Presenting its report released at the end of last month after a virtual fact-finding mission to Slovenia in late May and early June, representatives of MFRR partner organisations highlighted government attacks on the Slovenian Press Agency (STA) and public broadcaster RTV Slovenija today.
With the report noting that Slovenia has seen press freedom deteriorate ever since Prime Minister Janez Janša returned to power in March 2020, MFRR representatives said today that aggressive efforts were under way to take control over public media.
A mix of legal and administrative pressure is being used as well as attacks, often personal, aimed at undermining the integrity and independence of these institutions. “What is worrying is that this is happening during the pandemic, when objective reporting is crucial,” said Jamie Wiseman from the International Press Institute (IPI).
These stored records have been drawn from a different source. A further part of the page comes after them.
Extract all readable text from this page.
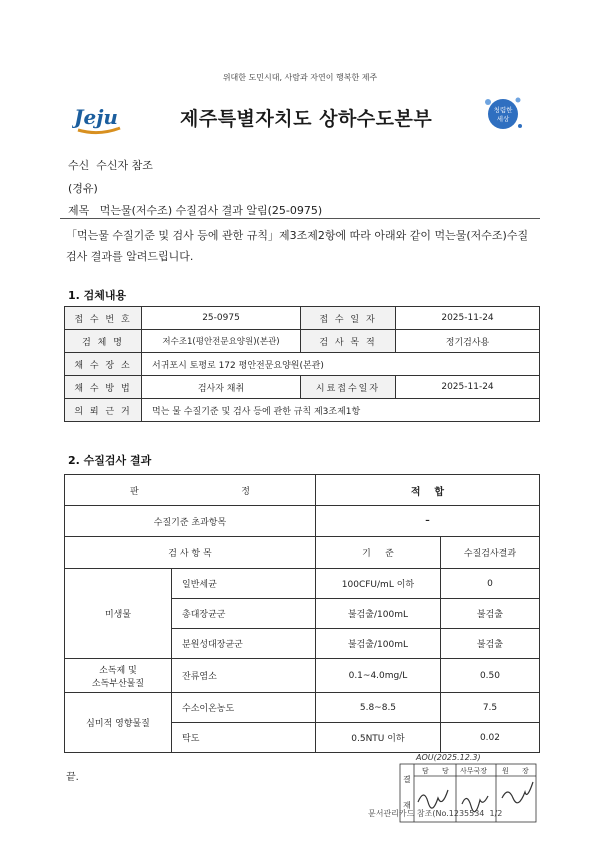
위대한 도민시대, 사람과 자연이 행복한 제주
Jeju	제주특별자치도 상하수도본부	청렴한
세상
수신 수신자 참조
(경유)
제목 먹는물(저수조) 수질검사 결과 알림(25-0975)
「먹는물 수질기준 및 검사 등에 관한 규칙」제3조제2항에 따라 아래와 같이 먹는물(저수조)수질검사 결과를 알려드립니다.
1. 검체내용
접 수 번 호	25-0975	접 수 일 자	2025-11-24
검 체 명	저수조1(평안전문요양원)(본관)	검 사 목 적	정기검사용
채 수 장 소	서귀포시 토평로 172 평안전문요양원(본관)		
채 수 방 법	검사자 채취	시료접수일자	2025-11-24
의 뢰 근 거	먹는 물 수질기준 및 검사 등에 관한 규칙 제3조제1항		
2. 수질검사 결과
판 정		적    합	
수질기준 초과항목		–	
검 사 항 목		기     준	수질검사결과
미생물	일반세균	100CFU/mL 이하	0
	총대장균군	불검출/100mL	불검출
	분원성대장균군	불검출/100mL	불검출

소독제 및
소독부산물질	잔류염소	0.1~4.0mg/L	0.50
심미적 영향물질	수소이온농도	5.8~8.5	7.5
	탁도	0.5NTU 이하	0.02
끝.
AOU(2025.12.3)
결
재
담 당 사무국장 원 장
문서관리카드 참조(No.1235534 1/2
Tim Schoot Uiterkamp from foundation Free Press Unlimited (FPU) said that during the mission in Slovenia representatives of the Slovenian government had mostly justified their actions by arguing that the media landscape needed to be balanced and that a network of fierce government opponents controlled the media.
Government officials also pointed to the problems that existed before this government. Schoot Uiterkamp said that problems from that period had been detected but that the current government had used those weaknesses and deepened them rather than trying to eliminate them.
MFRR representatives warned that the Slovenian government was copying the illiberal model of democracy from Hungarian Prime Minister Viktor Orban, and that the ruling Democrats (SDS) had set up a network of party media before taking office, and now they were discrediting media and journalists and trying to present the media landscape as a battle between the left and right activism to undermine trust in the media.
“We are concerned by the spreading of this model,” said Schoot Uiterkamp, adding though that not everything was lost in Slovenia’s case.
What is positive in Slovenia is that media and the civil society have recognised the threat and shown some solidarity. The stronger and the more independent the public media outlets are, the easier they can resist to such pressure, said Renate Schroeder, the head of the European Federation of Journalists (EFJ).
Schoot Uiterkamp urged Slovenian journalists to remain alert, continue to show solidarity with their peers and continue to resist pressure, as this was what differentiates Slovenia from Hungary and Poland, where no such resistance could be felt.
He also called on European institutions to monitor the situation closely and respond to developments in Slovenia, and to adopt as soon as possible a directive against strategic lawsuits against public participation (SLAPP).
He said Brussels should also launch a mechanism of withholding EU budget payments to countries where governments bend the rule of law.
Laurens Hueting from the European Centre for Press and Media Freedom (ECPMF) assessed that at present there was no need to launch the procedure foreseen under Article 7 of the Treaty on European Union and expressed hope that this would never be necessary.